Textual Difference Scorer
Use createTextualDifferenceScorer
to evaluate the similarity between two text strings by analyzing sequence differences and edit operations.
Installation
npm install @mastra/evals
For complete API documentation and configuration options, see
createTextualDifferenceScorer
.
No differences example
In this example, the texts are exactly the same. The scorer identifies complete similarity with a perfect score and no detected changes.
import { createTextualDifferenceScorer } from "@mastra/evals/scorers/code";
const scorer = createTextualDifferenceScorer();
const input = 'The quick brown fox jumps over the lazy dog';
const output = 'The quick brown fox jumps over the lazy dog';
const result = await scorer.run({
input: [{ role: 'user', content: input }],
output: { role: 'assistant', text: output },
});
console.log('Score:', result.score);
console.log('AnalyzeStepResult:', result.analyzeStepResult);
No differences output
The scorer returns a high score, indicating the texts are identical. The detailed info confirms zero changes and no length difference.
{
score: 1,
analyzeStepResult: {
confidence: 1,
ratio: 1,
changes: 0,
lengthDiff: 0,
},
}
Minor differences example
In this example, the texts have small variations. The scorer detects these minor differences and returns a moderate similarity score.
import { createTextualDifferenceScorer } from "@mastra/evals/scorers/code";
const scorer = createTextualDifferenceScorer();
const input = 'Hello world! How are you?';
const output = 'Hello there! How is it going?';
const result = await scorer.run({
input: [{ role: 'user', content: input }],
output: { role: 'assistant', text: output },
});
console.log('Score:', result.score);
console.log('AnalyzeStepResult:', result.analyzeStepResult);
Minor differences output
The scorer returns a moderate score reflecting the small variations between the texts. The detailed info includes the number of changes and length difference observed.
{
score: 0.5925925925925926,
analyzeStepResult: {
confidence: 0.8620689655172413,
ratio: 0.5925925925925926,
changes: 5,
lengthDiff: 0.13793103448275862
}
}
Major differences example
In this example, the texts differ significantly. The scorer detects extensive changes and returns a low similarity score.
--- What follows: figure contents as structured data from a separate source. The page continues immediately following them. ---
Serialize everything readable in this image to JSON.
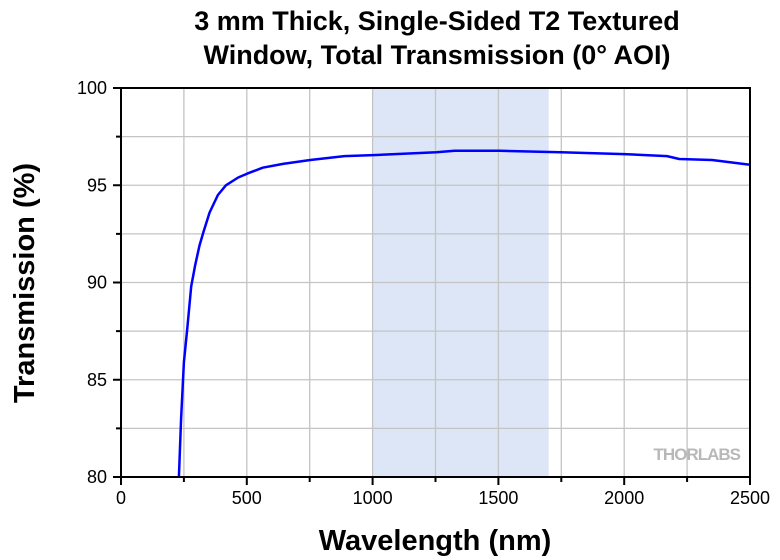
{
  "chart_data": {
    "type": "line",
    "title_line1": "3 mm Thick, Single-Sided T2 Textured",
    "title_line2": "Window, Total Transmission (0° AOI)",
    "xlabel": "Wavelength (nm)",
    "ylabel": "Transmission (%)",
    "xlim": [
      0,
      2500
    ],
    "ylim": [
      80,
      100
    ],
    "xticks": [
      0,
      500,
      1000,
      1500,
      2000,
      2500
    ],
    "yticks": [
      80,
      85,
      90,
      95,
      100
    ],
    "grid": true,
    "highlight_band": {
      "from": 1000,
      "to": 1700,
      "color": "#dde6f6"
    },
    "watermark": "THORLABS",
    "series": [
      {
        "name": "Total Transmission",
        "color": "#0000ff",
        "x": [
          230,
          239,
          250,
          263,
          279,
          295,
          312,
          328,
          352,
          385,
          417,
          466,
          502,
          563,
          644,
          752,
          888,
          1002,
          1253,
          1326,
          1505,
          1748,
          2000,
          2170,
          2219,
          2349,
          2500
        ],
        "y": [
          80.0,
          83.0,
          85.9,
          87.6,
          89.8,
          90.9,
          91.9,
          92.6,
          93.6,
          94.5,
          95.0,
          95.4,
          95.6,
          95.9,
          96.1,
          96.3,
          96.5,
          96.55,
          96.7,
          96.77,
          96.77,
          96.7,
          96.6,
          96.5,
          96.35,
          96.3,
          96.05
        ]
      }
    ]
  }
}
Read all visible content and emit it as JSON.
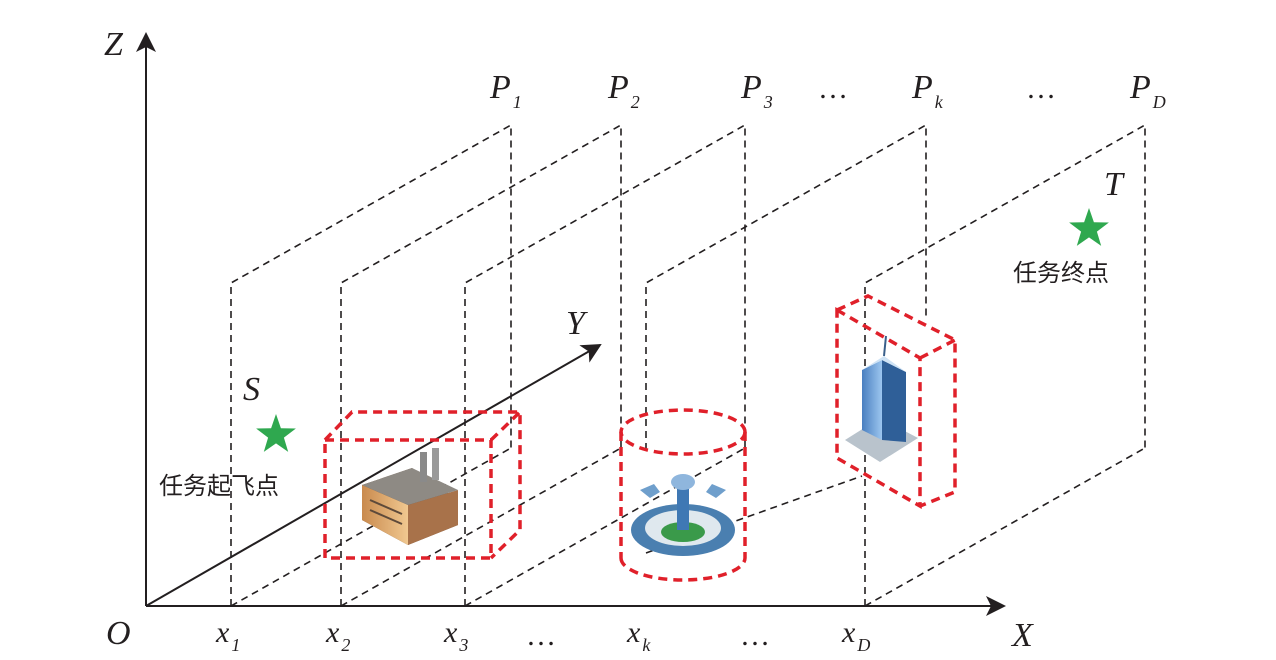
{
  "axes": {
    "origin": "O",
    "x": "X",
    "y": "Y",
    "z": "Z"
  },
  "planes": [
    {
      "main": "P",
      "sub": "1"
    },
    {
      "main": "P",
      "sub": "2"
    },
    {
      "main": "P",
      "sub": "3"
    },
    {
      "main": "P",
      "sub": "k"
    },
    {
      "main": "P",
      "sub": "D"
    }
  ],
  "x_ticks": [
    {
      "main": "x",
      "sub": "1"
    },
    {
      "main": "x",
      "sub": "2"
    },
    {
      "main": "x",
      "sub": "3"
    },
    {
      "main": "x",
      "sub": "k"
    },
    {
      "main": "x",
      "sub": "D"
    }
  ],
  "ellipsis": "…",
  "start": {
    "letter": "S",
    "label": "任务起飞点"
  },
  "target": {
    "letter": "T",
    "label": "任务终点"
  },
  "colors": {
    "star": "#2fa84f",
    "obstacle_box": "#e0202a",
    "line": "#231f20"
  },
  "icons": [
    "factory-icon",
    "airport-tower-icon",
    "skyscraper-icon"
  ]
}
import { createTextualDifferenceScorer } from "@mastra/evals/scorers/code";
const scorer = createTextualDifferenceScorer();
const input = 'Python is a high-level programming language';
const output = 'JavaScript is used for web development';
const result = await scorer.run({
input: [{ role: 'user', content: input }],
output: { role: 'assistant', text: output },
});
console.log('Score:', result.score);
console.log('AnalyzeStepResult:', result.analyzeStepResult);
Major differences output
The scorer returns a low score due to significant differences between the texts. The detailed analyzeStepResult
shows numerous changes and a notable length difference.
{
score: 0.3170731707317073,
analyzeStepResult: {
confidence: 0.8636363636363636,
ratio: 0.3170731707317073,
changes: 8,
lengthDiff: 0.13636363636363635
}
}
Scorer configuration
You can create a TextualDifferenceScorer
instance with default settings. No additional configuration is required.
const scorer = createTextualDifferenceScorer();
See TextualDifferenceScorer for a full list of configuration options.
Understanding the results
.run()
returns a result in the following shape:
{
runId: string,
analyzeStepResult: {
confidence: number,
ratio: number,
changes: number,
lengthDiff: number
},
score: number
}
score
A textual difference score between 0 and 1:
- 1.0: Identical texts – no differences detected.
- 0.7–0.9: Minor differences – few changes needed.
- 0.4–0.6: Moderate differences – noticeable changes required.
- 0.1–0.3: Major differences – extensive changes needed.
- 0.0: Completely different texts.
runId
The unique identifier for this scorer run.
analyzeStepResult
Object with difference metrics:
- confidence: Confidence score based on length difference (higher is better).
- ratio: Similarity ratio between the texts (0-1).
- changes: Number of edit operations required to match the texts.
- lengthDiff: Normalized difference in text lengths.